That same day, law enforcement searched Alharbi’s Boston-area apartment for seven hours, leaving with bags of evidence at around 2 a.m. on Tuesday, April 16. On Tuesday afternoon, a sub-agency of the Department of Homeland Security created what is called an “event file” on Alharbi, calling for his visa to be revoked due to ties to terrorism. That same afternoon, Director of National Intelligence James Clapper would inform the Senate Intelligence Committee that Alharbi was now merely a “witness.”
This exonerating designation pulled the public eye off of Alharbi, but only temporarily. On Wednesday night, April 17, Steven Emerson refocused our attention on Alharbi when on Fox News’ “Hannity” show; the terrorism expert broke the news that Alharbi was scheduled to be deported on “national security grounds.”
Since then, however, it has been a struggle to keep this sensational story in sight. The administration has categorically dismissed it, and the media have followed suit – which is better than anything the Saudi dignitaries sweeping through Washington after the Boston bombing could have hoped for.

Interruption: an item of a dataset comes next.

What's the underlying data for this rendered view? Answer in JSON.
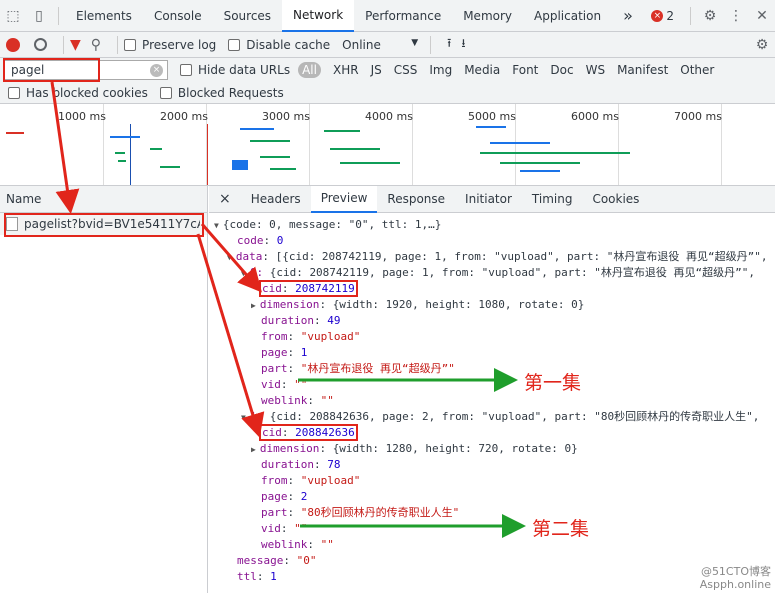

Department of Homeland Security Secretary Janet Napolitano has done her overbearing best to discredit even elected officials with the temerity to ask questions about it. In an April 18 exchange with Rep. Jeff Duncan, R-S.C., Napolitano exploded when Duncan, a member of the House Homeland Security Committee, asked why the Saudi witness, apparently connected to terrorism by his deportation order, was slated to leave the country when the Boston investigation was just beginning? Calling the premise of the congressman’s question a “rumor,” Napolitano replied: “I’m not going to answer that question. It’s so full of misstatements and misapprehensions that it’s just not worthy of an answer.”
Maybe Her Secretary-ness was relying on alterations to the original Alharbi file that, The Blaze would later report, were made on the evening of Wednesday, April 17, “to disassociate him (Alharbi) from the initial charges.”